Comment 17 Don Lipari 2012-10-22 10:04:19 MDT

(In reply to comment #14)
> There might be some bad info from Dave for job 52445.
> 
> According to the log 52445 didn't start until after the error message
> [2012-10-22T11:01:09] Queue start of job 52445 in BG block RMP22Oc103600061
> 
> Step 0 didn't start until 11:12 11 minutes after the error message.
> 
> [2012-10-22T11:12:44] debug:  _slurm_rpc_job_alloc_info_lite JobId=52445
> NodeList=seq[1000x3233] usec=3
> [2012-10-22T11:12:44] select_p_step_pick_nodes: new step for job 52445 will
> be running on RMP22Oc103600061(seq[1000x3233])
> [2012-10-22T11:12:44] sched: _slurm_rpc_job_step_create: StepId=52445.0
> seq[1000x3233] usec=46667
> 
> The log also states the step ran until it's untimely demise (probably
> software error, I didn't look more into it)
> 
> [2012-10-22T11:43:58] Signal 998 of StepId=52445.0 by UID=101: Job/step
> already completing or completed
> 
> My guess is instead of 52445 he meant 52443 and 52444 which were both short
> run 52444 with the block failing.  It is hard to see any cnodes that went
> into error from 52442 though.  Do you have information about those 2 jobs? 
> I don't think this is related to this bug though.

Dave replies:
From the bluegene navigator I see

Job   User     code       block            Size   Start           End
52445 morozov3 ./hacc_tpm RMP22Oc103600061 73,728 10/22/12 11:12 10/22/12 11:43
52442 morozov3 ./hacc_tpm RMP22Oc103600061 73,728 10/22/12 10:43 10/22/12 11:00

Maybe job 52443 is the one that reported R30-M0-N00-J00 not available, which
would seem to agree with what Danny saw, but the bluegen run job never
logged slurm job 52443.

I will report this to IBM.

Comment 18 Danny Auble 2012-10-22 10:12:27 MDT

I got note of 52443 starting a step but not from 52444.
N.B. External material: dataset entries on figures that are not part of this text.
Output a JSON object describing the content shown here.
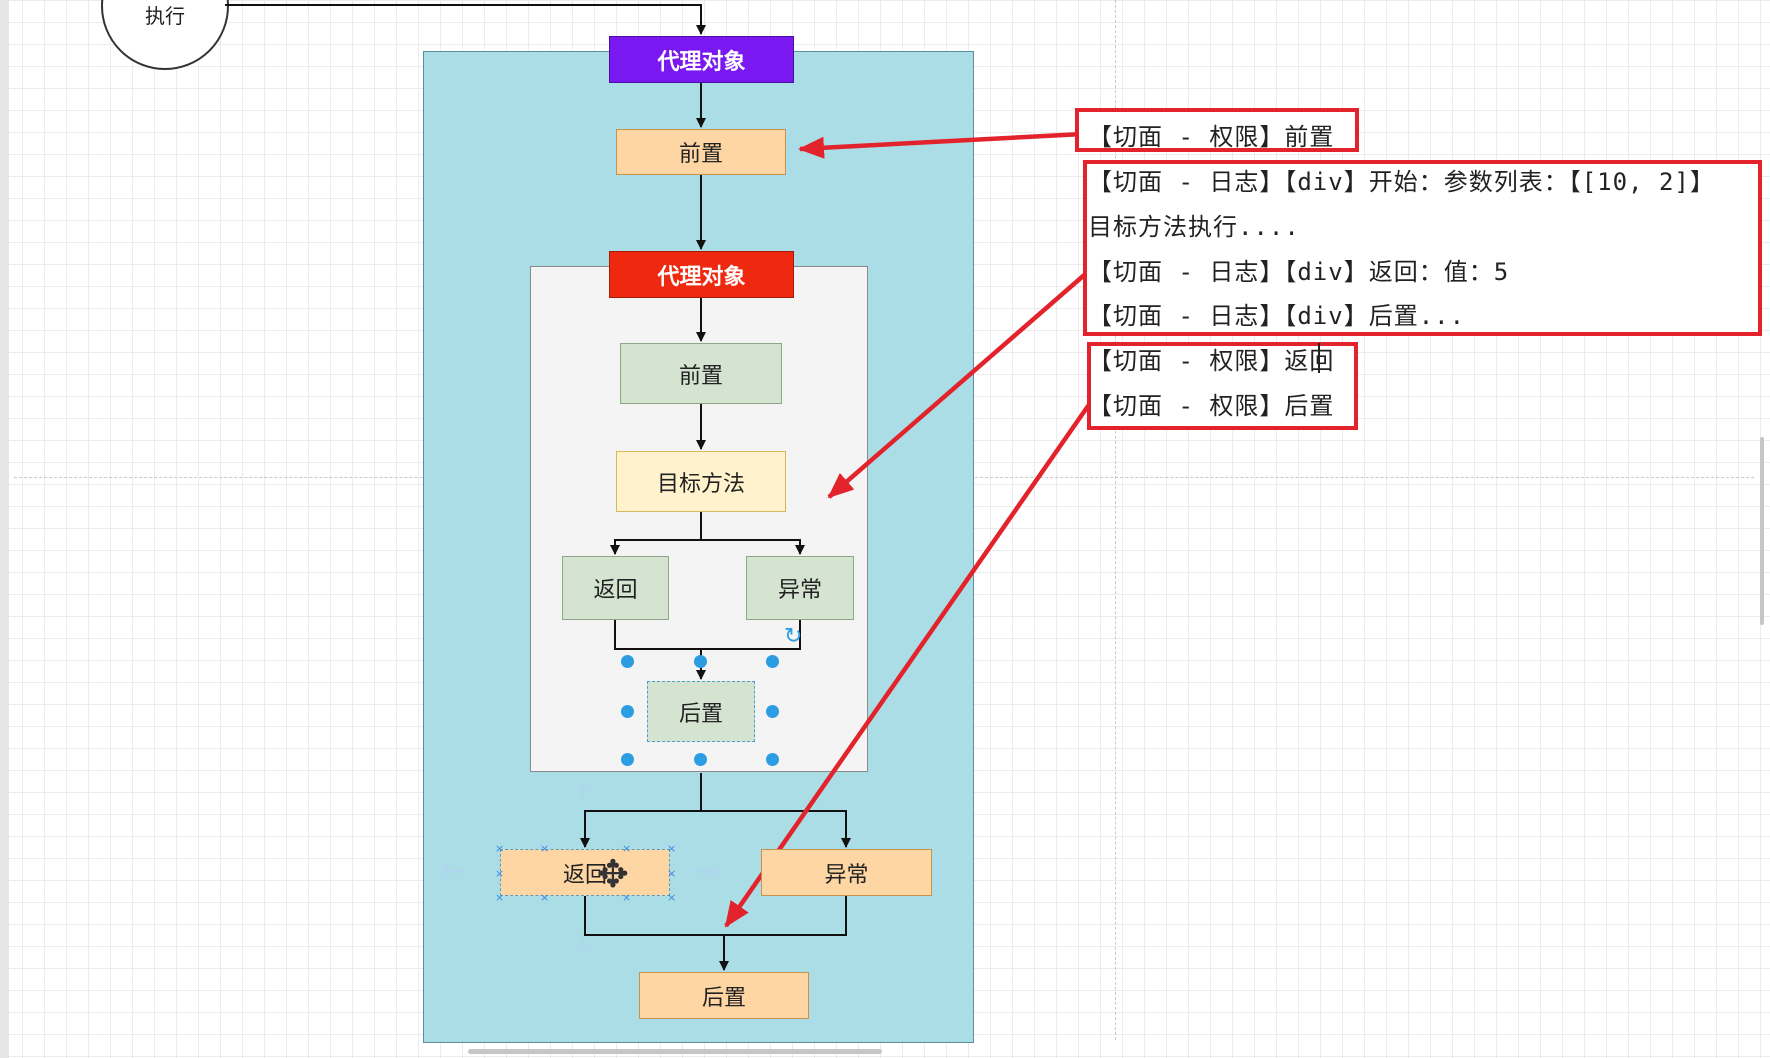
{
  "start_node": {
    "label": "执行"
  },
  "outer_proxy": {
    "title": "代理对象",
    "before": "前置",
    "returning": "返回",
    "exception": "异常",
    "after": "后置"
  },
  "inner_proxy": {
    "title": "代理对象",
    "before": "前置",
    "target_method": "目标方法",
    "returning": "返回",
    "exception": "异常",
    "after": "后置"
  },
  "console_log": {
    "lines": [
      "【切面 - 权限】前置",
      "【切面 - 日志】【div】开始：参数列表：【[10, 2]】",
      "目标方法执行....",
      "【切面 - 日志】【div】返回：值：5",
      "【切面 - 日志】【div】后置...",
      "【切面 - 权限】返回",
      "【切面 - 权限】后置"
    ]
  },
  "colors": {
    "outer_proxy_title": "#7a18f2",
    "inner_proxy_title": "#ef2810",
    "outer_container": "#abdde6",
    "annotation": "#e3232b"
  },
  "icons": [
    "move-cursor-icon",
    "rotate-icon"
  ]
}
If I was notified of bad cnodes (SoftwareError) on this block neither of these jobs would of run.  52442 ran on the same block and there was quite a bit of action going on with the realtime server right before that job ended but if there were any cnodes in an error state the other 2 jobs wouldn't of started.
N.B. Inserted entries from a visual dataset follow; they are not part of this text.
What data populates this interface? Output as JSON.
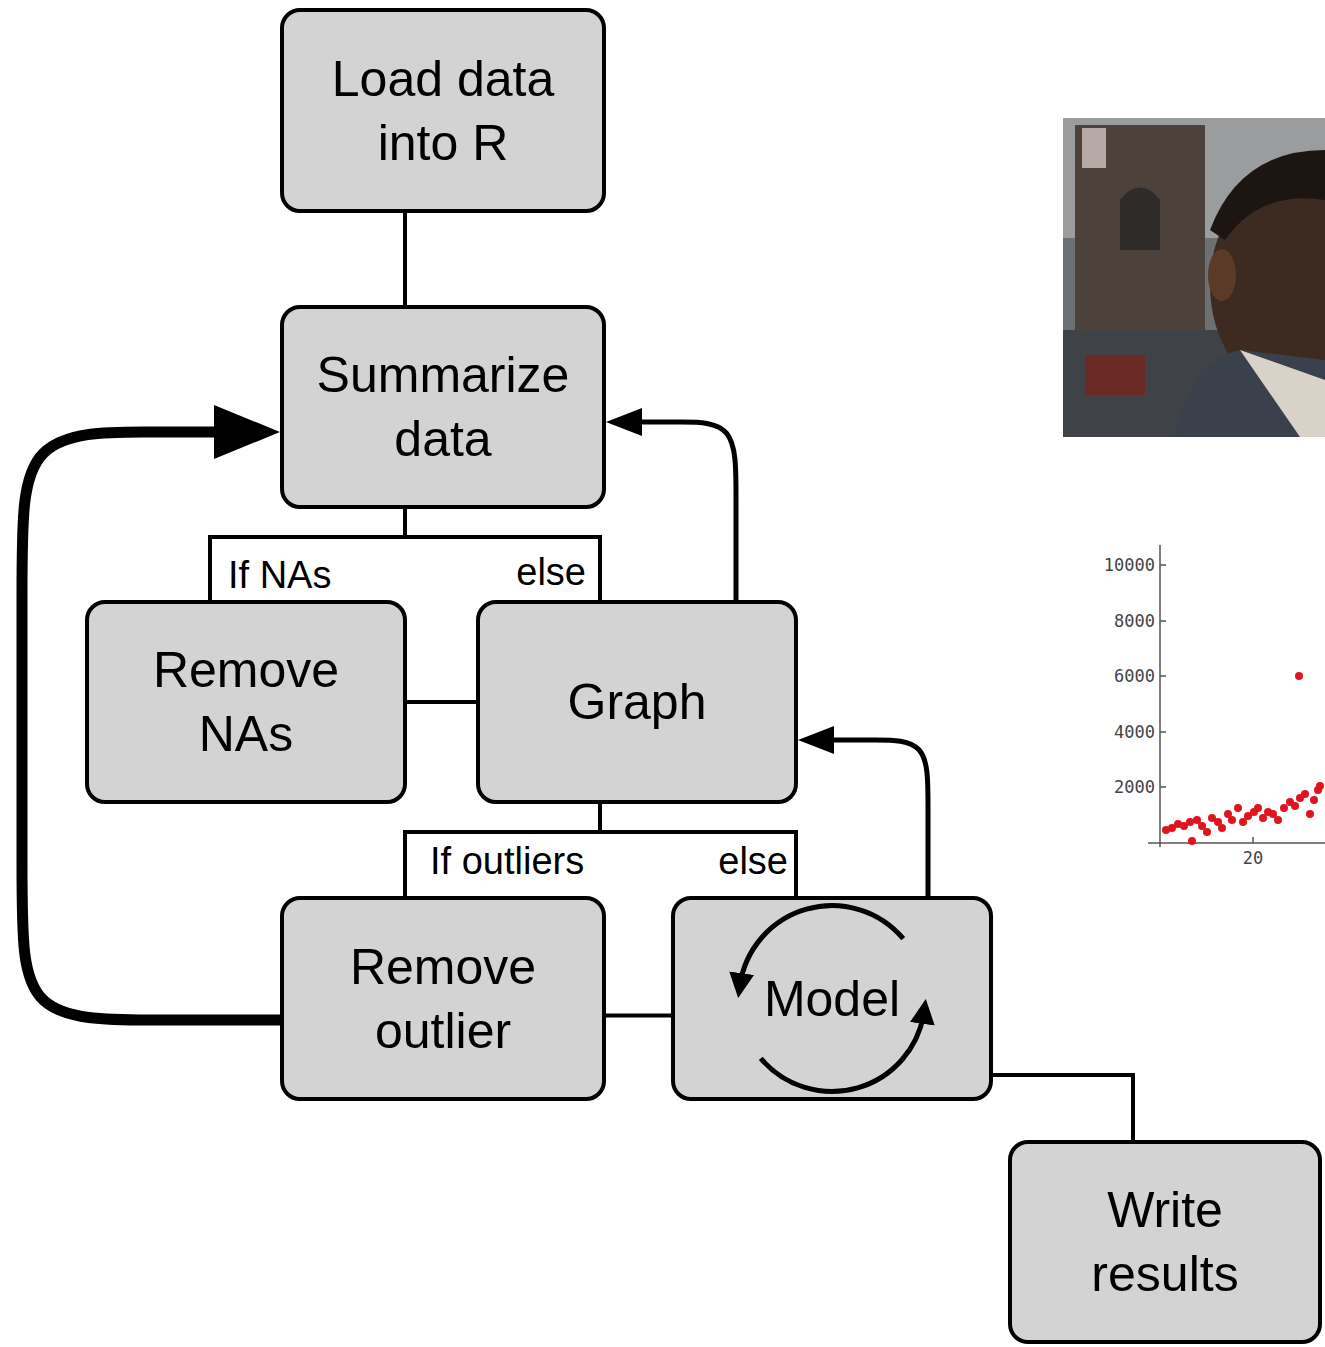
{
  "diagram": {
    "nodes": [
      {
        "text": [
          "Load data into R"
        ]
      },
      {
        "text": [
          "Summarize data"
        ]
      },
      {
        "text": [
          "Remove NAs"
        ]
      },
      {
        "text": [
          "Graph"
        ]
      },
      {
        "text": [
          "Remove outlier"
        ]
      },
      {
        "text": [
          "Model"
        ]
      },
      {
        "text": [
          "Write results"
        ]
      }
    ],
    "edges": [
      {
        "from": 0,
        "to": 1,
        "arrow": "none"
      },
      {
        "from": 1,
        "to": 2,
        "label": "If NAs",
        "arrow": "none"
      },
      {
        "from": 1,
        "to": 3,
        "label": "else",
        "arrow": "none"
      },
      {
        "from": 2,
        "to": 3,
        "arrow": "none"
      },
      {
        "from": 3,
        "to": 1,
        "arrow": "to"
      },
      {
        "from": 3,
        "to": 4,
        "label": "If outliers",
        "arrow": "none"
      },
      {
        "from": 3,
        "to": 5,
        "label": "else",
        "arrow": "none"
      },
      {
        "from": 4,
        "to": 5,
        "arrow": "none"
      },
      {
        "from": 4,
        "to": 1,
        "arrow": "to"
      },
      {
        "from": 5,
        "to": 3,
        "arrow": "to"
      },
      {
        "from": 5,
        "to": 6,
        "arrow": "none"
      }
    ],
    "labels": [
      "10000",
      "8000",
      "6000",
      "4000",
      "2000",
      "20"
    ]
  }
}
Comment 19 Danny Auble 2012-10-22 11:09:21 MDT

Future viewers of this bug, please disregard comments 10-18 as they do not appear to deal with this bug.

I don't think this had anything to do with the Cable as well.

I just checked in more debug to get a better idea of where this is happening.  Hopefully it happens again.  If you could rebuild with the new debug that would be helpful.

Comment 20 Danny Auble 2012-10-29 08:58:25 MDT

Anything further on this?

Comment 21 Moe Jette 2013-02-26 08:47:45 MST

Please reopen if this occurs again. Closing

Comment 22 Danny Auble 2013-04-01 12:10:48 MDT

This is fixed in patch 8a49d19f4d41bdf98016c01e53c25fac14bbd8bf and will be in the next 2.5.